• Written By: Michael Vaphiades, DO
    Neuro-Ophthalmology/Orbit

    This study found that there could be a distinct physiopathology for patients with aquaporin-4 (AQP4)-anitbody-negative neuromyelitis optica (NMO).

    They tested serum samples using indirect immunofluorescence and cell-based assays (CBAs) from 87 patients included in the French NOMADMUS database with a definite diagnosis of NMO and compared them with 54 controls with classic multiple sclerosis.

    They identified the CBA on live cells transfected with the untagged AQP4-M23 isoform as the best method to detect NMO. This had a sensitivity of 74.4 percent and a specificity of 100 percent.

    Compared to the classic indirect immunofluorescence or current AQP4-M1 CBA, they demonstrated a direct relationship between improvement of the sensitivity of the detection method and the distinctiveness and characteristics of the AQP4-antibody–negative NMO group. With the former, they found only slight differences between the two populations, whereas using the AQP4-M23 CBA, NMO patients who were AQP4-antibody–negative were characterized by an equal male/female ratio (P < 0.001), Caucasian ethnicity (P = 0.029) and an overrepresentation of simultaneous optic neuritis and transverse myelitis at first episode (P = 0.015). They experienced better visual acuity at last follow-up compared with seropositive NMO (P = 0.007).
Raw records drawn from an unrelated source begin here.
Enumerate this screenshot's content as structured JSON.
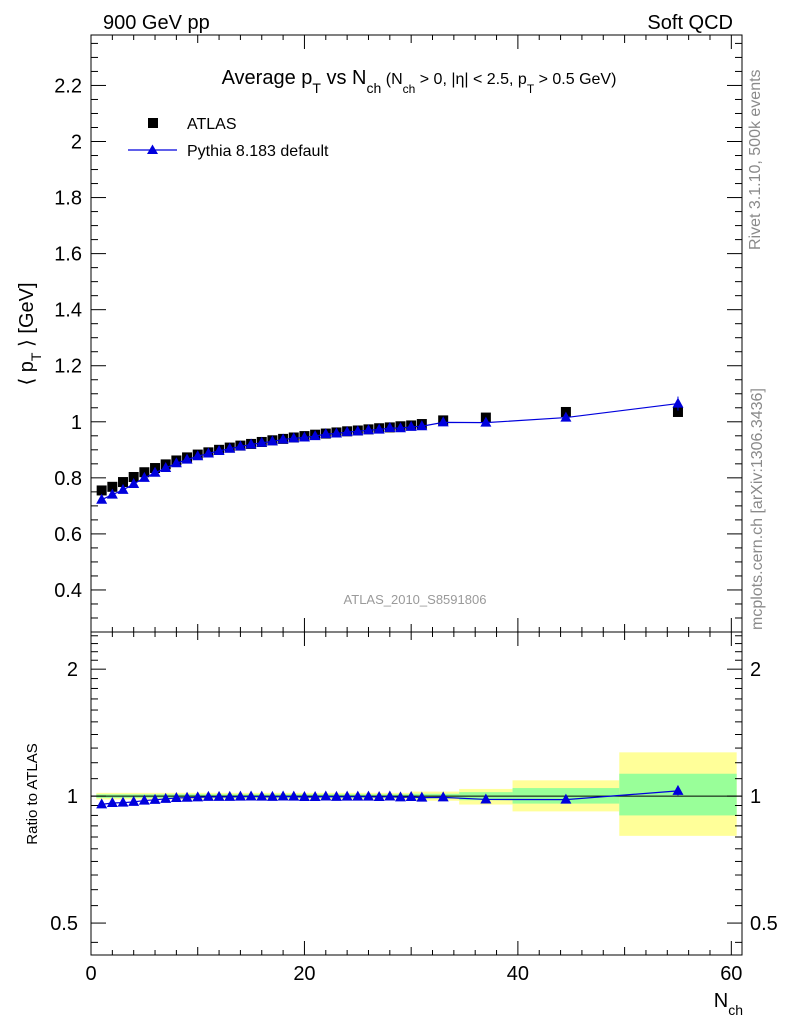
{
  "header": {
    "left": "900 GeV pp",
    "right": "Soft QCD"
  },
  "side_labels": {
    "rivet": "Rivet 3.1.10,  500k events",
    "mcplots": "mcplots.cern.ch [arXiv:1306.3436]"
  },
  "chart_data": [
    {
      "type": "scatter",
      "panel": "main",
      "title": "Average pT vs Nch (Nch > 0, |η| < 2.5, pT > 0.5 GeV)",
      "title_parts": {
        "t1": "Average p",
        "t1_sub": "T",
        "t2": " vs N",
        "t2_sub": "ch",
        "c1": " (N",
        "c1_sub": "ch",
        "c2": " > 0, |η| < 2.5, p",
        "c2_sub": "T",
        "c3": " > 0.5 GeV)"
      },
      "ylabel": "⟨ pT ⟩ [GeV]",
      "ylabel_parts": {
        "a": "⟨ p",
        "sub": "T",
        "b": " ⟩ [GeV]"
      },
      "xlim": [
        0,
        61
      ],
      "ylim": [
        0.25,
        2.38
      ],
      "yticks": [
        0.4,
        0.6,
        0.8,
        1,
        1.2,
        1.4,
        1.6,
        1.8,
        2,
        2.2
      ],
      "ytick_labels": [
        "0.4",
        "0.6",
        "0.8",
        "1",
        "1.2",
        "1.4",
        "1.6",
        "1.8",
        "2",
        "2.2"
      ],
      "watermark": "ATLAS_2010_S8591806",
      "legend_placement": "top-left",
      "series": [
        {
          "name": "ATLAS",
          "marker": "square",
          "color": "#000000",
          "x": [
            1,
            2,
            3,
            4,
            5,
            6,
            7,
            8,
            9,
            10,
            11,
            12,
            13,
            14,
            15,
            16,
            17,
            18,
            19,
            20,
            21,
            22,
            23,
            24,
            25,
            26,
            27,
            28,
            29,
            30,
            31,
            33,
            37,
            44.5,
            55
          ],
          "y": [
            0.755,
            0.768,
            0.785,
            0.803,
            0.82,
            0.835,
            0.848,
            0.862,
            0.873,
            0.883,
            0.891,
            0.9,
            0.908,
            0.915,
            0.921,
            0.928,
            0.934,
            0.939,
            0.944,
            0.949,
            0.954,
            0.958,
            0.962,
            0.966,
            0.969,
            0.973,
            0.977,
            0.98,
            0.984,
            0.987,
            0.992,
            1.005,
            1.015,
            1.035,
            1.035
          ]
        },
        {
          "name": "Pythia 8.183 default",
          "marker": "triangle",
          "color": "#0000dd",
          "x": [
            1,
            2,
            3,
            4,
            5,
            6,
            7,
            8,
            9,
            10,
            11,
            12,
            13,
            14,
            15,
            16,
            17,
            18,
            19,
            20,
            21,
            22,
            23,
            24,
            25,
            26,
            27,
            28,
            29,
            30,
            31,
            33,
            37,
            44.5,
            55
          ],
          "y": [
            0.722,
            0.74,
            0.757,
            0.778,
            0.8,
            0.818,
            0.835,
            0.852,
            0.865,
            0.877,
            0.887,
            0.896,
            0.904,
            0.912,
            0.919,
            0.925,
            0.93,
            0.937,
            0.941,
            0.944,
            0.949,
            0.956,
            0.958,
            0.963,
            0.966,
            0.97,
            0.972,
            0.978,
            0.977,
            0.982,
            0.984,
            0.998,
            0.997,
            1.015,
            1.065
          ],
          "yerr_last": 0.025
        }
      ]
    },
    {
      "type": "scatter",
      "panel": "ratio",
      "ylabel": "Ratio to ATLAS",
      "xlabel": "Nch",
      "xlabel_parts": {
        "a": "N",
        "sub": "ch"
      },
      "xlim": [
        0,
        61
      ],
      "ylog": true,
      "ylim": [
        0.42,
        2.45
      ],
      "yticks": [
        0.5,
        1,
        2
      ],
      "ytick_labels": [
        "0.5",
        "1",
        "2"
      ],
      "xticks": [
        0,
        20,
        40,
        60
      ],
      "xtick_labels": [
        "0",
        "20",
        "40",
        "60"
      ],
      "bands": [
        {
          "x0": 0.5,
          "x1": 30,
          "yellow": [
            0.982,
            1.018
          ],
          "green": [
            0.99,
            1.01
          ]
        },
        {
          "x0": 30,
          "x1": 34.5,
          "yellow": [
            0.975,
            1.025
          ],
          "green": [
            0.987,
            1.013
          ]
        },
        {
          "x0": 34.5,
          "x1": 39.5,
          "yellow": [
            0.955,
            1.04
          ],
          "green": [
            0.978,
            1.022
          ]
        },
        {
          "x0": 39.5,
          "x1": 49.5,
          "yellow": [
            0.92,
            1.09
          ],
          "green": [
            0.96,
            1.045
          ]
        },
        {
          "x0": 49.5,
          "x1": 60.5,
          "yellow": [
            0.805,
            1.27
          ],
          "green": [
            0.9,
            1.13
          ]
        }
      ],
      "series": [
        {
          "name": "Pythia 8.183 default / ATLAS",
          "marker": "triangle",
          "color": "#0000dd",
          "x": [
            1,
            2,
            3,
            4,
            5,
            6,
            7,
            8,
            9,
            10,
            11,
            12,
            13,
            14,
            15,
            16,
            17,
            18,
            19,
            20,
            21,
            22,
            23,
            24,
            25,
            26,
            27,
            28,
            29,
            30,
            31,
            33,
            37,
            44.5,
            55
          ],
          "y": [
            0.956,
            0.963,
            0.965,
            0.969,
            0.976,
            0.98,
            0.985,
            0.99,
            0.991,
            0.993,
            0.996,
            0.996,
            0.996,
            0.997,
            0.998,
            0.997,
            0.996,
            0.998,
            0.997,
            0.995,
            0.995,
            0.998,
            0.996,
            0.997,
            0.997,
            0.997,
            0.995,
            0.998,
            0.993,
            0.995,
            0.992,
            0.993,
            0.982,
            0.981,
            1.029
          ],
          "yerr_last": 0.025
        }
      ]
    }
  ]
}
    The authors conclude that the optimized AQP4-M23 CBA is the best detection method, increasing the sensitivity without specificity loss, and that improvement of assay sensitivity resulted in a more precise identification and characterization of the AQP4-antibody–negative NMO group.

    They also note that identification of specific demographic and disease-related features for AQP4-Ab–seronegative as compared with seropositive NMO patients raises the question of a different mechanism, not directly related to AQP4, that mediates the pathophysiology in such patients.